The measurement of ground reaction force revealed many interesting aspects of the jump performance; however, they did not reflect training improvements as well as the jump and reach tests. This may have been a result of the restriction of technique in the forceplate tests. The increases in neuromuscular performance resulting from the training may be better realized in a familiar skill like jump and reach rather than the hands on hip, prescribed depth, and limited trunk flexion required of the CMJ, SJ, and DJ as used in this study.

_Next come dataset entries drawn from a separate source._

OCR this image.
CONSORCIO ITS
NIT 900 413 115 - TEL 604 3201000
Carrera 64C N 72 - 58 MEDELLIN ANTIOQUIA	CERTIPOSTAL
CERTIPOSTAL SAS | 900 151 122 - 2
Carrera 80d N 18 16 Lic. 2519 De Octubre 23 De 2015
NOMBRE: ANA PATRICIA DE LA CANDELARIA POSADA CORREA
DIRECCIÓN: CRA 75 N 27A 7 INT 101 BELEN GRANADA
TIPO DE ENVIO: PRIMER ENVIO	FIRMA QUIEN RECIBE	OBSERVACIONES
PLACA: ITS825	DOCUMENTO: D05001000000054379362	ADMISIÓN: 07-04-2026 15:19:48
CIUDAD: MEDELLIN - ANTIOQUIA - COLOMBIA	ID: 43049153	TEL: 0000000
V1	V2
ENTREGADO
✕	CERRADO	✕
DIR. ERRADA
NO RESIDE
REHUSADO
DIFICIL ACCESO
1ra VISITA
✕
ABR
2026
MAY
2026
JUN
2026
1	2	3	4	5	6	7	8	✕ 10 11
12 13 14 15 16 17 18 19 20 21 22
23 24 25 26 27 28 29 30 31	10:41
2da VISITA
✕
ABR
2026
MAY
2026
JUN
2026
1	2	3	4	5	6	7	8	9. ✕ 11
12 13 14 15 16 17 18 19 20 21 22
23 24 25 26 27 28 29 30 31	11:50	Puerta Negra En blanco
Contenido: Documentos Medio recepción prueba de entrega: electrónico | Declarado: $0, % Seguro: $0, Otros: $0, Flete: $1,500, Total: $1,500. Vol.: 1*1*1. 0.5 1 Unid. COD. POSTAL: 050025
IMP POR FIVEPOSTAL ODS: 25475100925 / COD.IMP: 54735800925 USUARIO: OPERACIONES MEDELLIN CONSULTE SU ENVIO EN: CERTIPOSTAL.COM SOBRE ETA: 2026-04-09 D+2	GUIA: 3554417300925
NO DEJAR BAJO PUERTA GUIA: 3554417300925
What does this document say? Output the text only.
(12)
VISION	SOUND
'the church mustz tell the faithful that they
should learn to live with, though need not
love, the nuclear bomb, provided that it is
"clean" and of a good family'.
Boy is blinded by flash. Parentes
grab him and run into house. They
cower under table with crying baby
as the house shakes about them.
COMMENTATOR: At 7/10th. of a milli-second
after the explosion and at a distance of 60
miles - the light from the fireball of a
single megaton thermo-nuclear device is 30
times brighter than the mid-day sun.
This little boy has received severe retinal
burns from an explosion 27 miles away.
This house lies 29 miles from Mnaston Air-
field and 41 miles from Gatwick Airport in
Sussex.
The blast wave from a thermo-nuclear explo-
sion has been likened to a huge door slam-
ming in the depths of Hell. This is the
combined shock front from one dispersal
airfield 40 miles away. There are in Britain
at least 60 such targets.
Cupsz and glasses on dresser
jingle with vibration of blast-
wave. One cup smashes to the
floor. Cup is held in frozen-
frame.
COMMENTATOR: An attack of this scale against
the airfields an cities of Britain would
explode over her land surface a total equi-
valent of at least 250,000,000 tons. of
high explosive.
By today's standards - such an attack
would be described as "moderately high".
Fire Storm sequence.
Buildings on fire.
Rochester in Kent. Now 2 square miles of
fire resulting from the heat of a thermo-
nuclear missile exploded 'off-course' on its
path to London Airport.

Although this study has increased our knowledge of the effects of ballistic resistance training for elite athletes, there remain a number of avenues for further research. 1) What are the specific effects of heavy versus light load ballistic training and the velocity-specific changes occurring in terms of neural activation and motor unit recruitment patterns, as well as histochemical changes such as calcium activity and myosin heavy chain isoform profile? The ballistic training in the current study was performed over a range of loads. Therefore, it cannot be determined whether the differential effects between the two groups resulted from the different stimulus to the neuromuscular system of a) ballistic versus slow controlled movements and/or b) the inclusion of lighter load, high velocity movements when jump squat training with the 30% and 60% loads. 2) What would be the optimal number of repetitions per set at a given load? 3) Would periodization of aerobic, strength, power, and skills training during the preseason preparation be more effective and what are the interference effects of training several components of volleyball performance concurrently? Kraemer et al. (22) has demonstrated interference effects on strength improvement when aerobic training is done concurrently. Is a similar effect evident for concurrent aerobic and ballistic training in terms of maximal power development? 4) What was the effect of using the braking system and the role of eccentric loading on maximal power development? This question requires further investigation by a specific comparison of eccentric braking with no braking in terms of training adaptation.
In summary, ballistic resistance training is effective for increasing the vertical jump performance of elite volleyball players in a sport specific jumping performance. The improvements result primarily from an increased ability to produce force and power throughout the concentric phase, an increased maximum rate of force development, and possibly improved SSC capability.